Archive for 6月 18th, 2010

ドラッカーが考える「知識労働者のあり方」とは?

ドラッカー博士は知識労働者のあり方に注目しています。

知識労働者のあり方が、企業の成長や個人の仕事への充足感に大きく関与していると見ています。

ドラッカー博士の考える「知識労働者のあり方」について見ていきましょう。

「知識労働者のあり方とは?」

肉体労働者が動機づけに必要なものが賃金であることに対して、知識労働者のそれは、仕事で得られる成果であり何事かを成し遂げることを欲する労働者のことです。

その知識労働者のあり方として、「やっとできた!」とか「ぎりぎり間に合った!」などという行き当たりばったりの仕事のやり方は、知識労働では物の役に立たないと、厳しく突き放してます。
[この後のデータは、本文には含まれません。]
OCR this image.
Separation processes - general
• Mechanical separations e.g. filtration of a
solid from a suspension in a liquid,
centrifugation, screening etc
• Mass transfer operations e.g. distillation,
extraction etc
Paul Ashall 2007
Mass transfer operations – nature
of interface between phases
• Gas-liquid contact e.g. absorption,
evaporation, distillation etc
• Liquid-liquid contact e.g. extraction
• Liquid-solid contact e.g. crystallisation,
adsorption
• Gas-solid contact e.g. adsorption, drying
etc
常に仕事への貢献度の向上を意識して、腕を磨くことを片時も忘れないでいるべきだと言ってます。

 

そしてもし知識労働者が、仕事において十分な成果が得られない場合には、働く意欲も、組織に貢献しようとする意欲もなくなり、定時から定時まで、与えられた作業をただ単に繰り返すだけのご都合主義者に成り下がってしまうことになります。

ということは、マネジメントする立場からいえば、その成果に対して、厳しい要求をすべきことを意味しますが、一方知識労働者のほうも自らの職務上の充足感、満足度に対して、常に高い意識をもつべきであるとドラッカーは述べています。

しかも知識労働者自身に正しい意思決定をさせるには、その仕事のやり方や成果について、よく知らせておくこと、また自身の知識と技能が、いかに企業全体に貢献しているかを解らせなければ、いずれはやる気が枯渇してくると注意を喚起しています。

したがって、知識労働者がいい業績をあげている組織では、どこでもトップが一定の規則的なスケジュールに従って、特に時間をさいて知識労働者たちとテーブルを囲み、寛いで話し合うことをしていると指摘しています。